4) Commit to dealing with the world from a position of strength as well. Take responsibility for your emotions, your children, your neighborhood.
5) Make certain that your sexual interactions are responsible and mature. Regardless of what we try to say, the human hind brain interprets intercourse as reproductive behavior. Chemical or mechanical contraceptives don’t change this. So sex without emotions or commitments can be devastating to the psyche, and leave already damaged individuals with even more damage. And if children are born…they are born to grown-up children, and an even deeper cycle of dysfunction is triggered. If you aren’t self-supporting, don’t have sex.

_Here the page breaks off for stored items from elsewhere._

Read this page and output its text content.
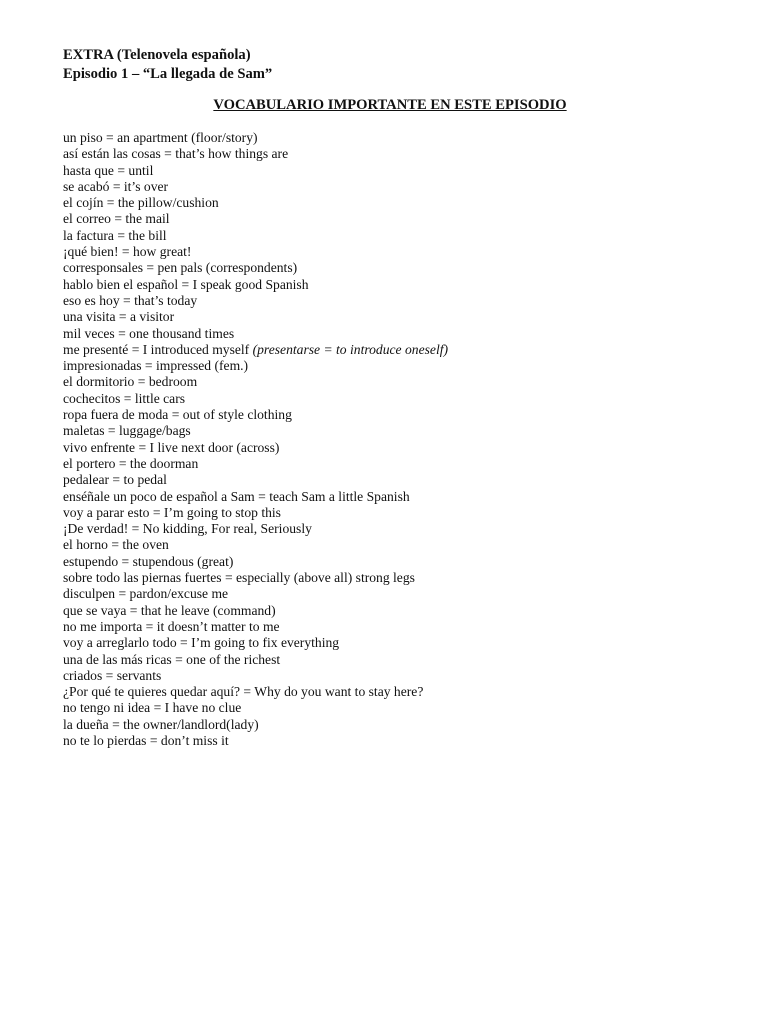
EXTRA (Telenovela española)
Episodio 1 – “La llegada de Sam”
VOCABULARIO IMPORTANTE EN ESTE EPISODIO
un piso = an apartment (floor/story)
así están las cosas = that’s how things are
hasta que = until
se acabó = it’s over
el cojín = the pillow/cushion
el correo = the mail
la factura = the bill
¡qué bien! = how great!
corresponsales = pen pals (correspondents)
hablo bien el español = I speak good Spanish
eso es hoy = that’s today
una visita = a visitor
mil veces = one thousand times
me presenté = I introduced myself (presentarse = to introduce oneself)
impresionadas = impressed (fem.)
el dormitorio = bedroom
cochecitos = little cars
ropa fuera de moda = out of style clothing
maletas = luggage/bags
vivo enfrente = I live next door (across)
el portero = the doorman
pedalear = to pedal
enséñale un poco de español a Sam = teach Sam a little Spanish
voy a parar esto = I’m going to stop this
¡De verdad! = No kidding, For real, Seriously
el horno = the oven
estupendo = stupendous (great)
sobre todo las piernas fuertes = especially (above all) strong legs
disculpen = pardon/excuse me
que se vaya = that he leave (command)
no me importa = it doesn’t matter to me
voy a arreglarlo todo = I’m going to fix everything
una de las más ricas = one of the richest
criados = servants
¿Por qué te quieres quedar aquí? = Why do you want to stay here?
no tengo ni idea = I have no clue
la dueña = the owner/landlord(lady)
no te lo pierdas = don’t miss it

6) Move heaven and earth to support yourself in a safe home of your own devising. Clean up your credit. Learn the skills necessary to provide goods and services to your community that will result in the money needed to support yourself.
7) Understand your legal rights, and fight for the leverage necessary to hire lawyers to protect them.
8) Write your truth down. Keep a journal. Tell stories. Write plays. But only broadcast stories that deal with issues you have resolved, unless you can see your way past conflict to love. Even Spike Lee’s “Do the Right Thing,” while having no answers, saw that the problem did not lie with the “Other.” It was within the nature of humanity itself. Grasp this, and you’ll see that the only work to be done is within ourselves.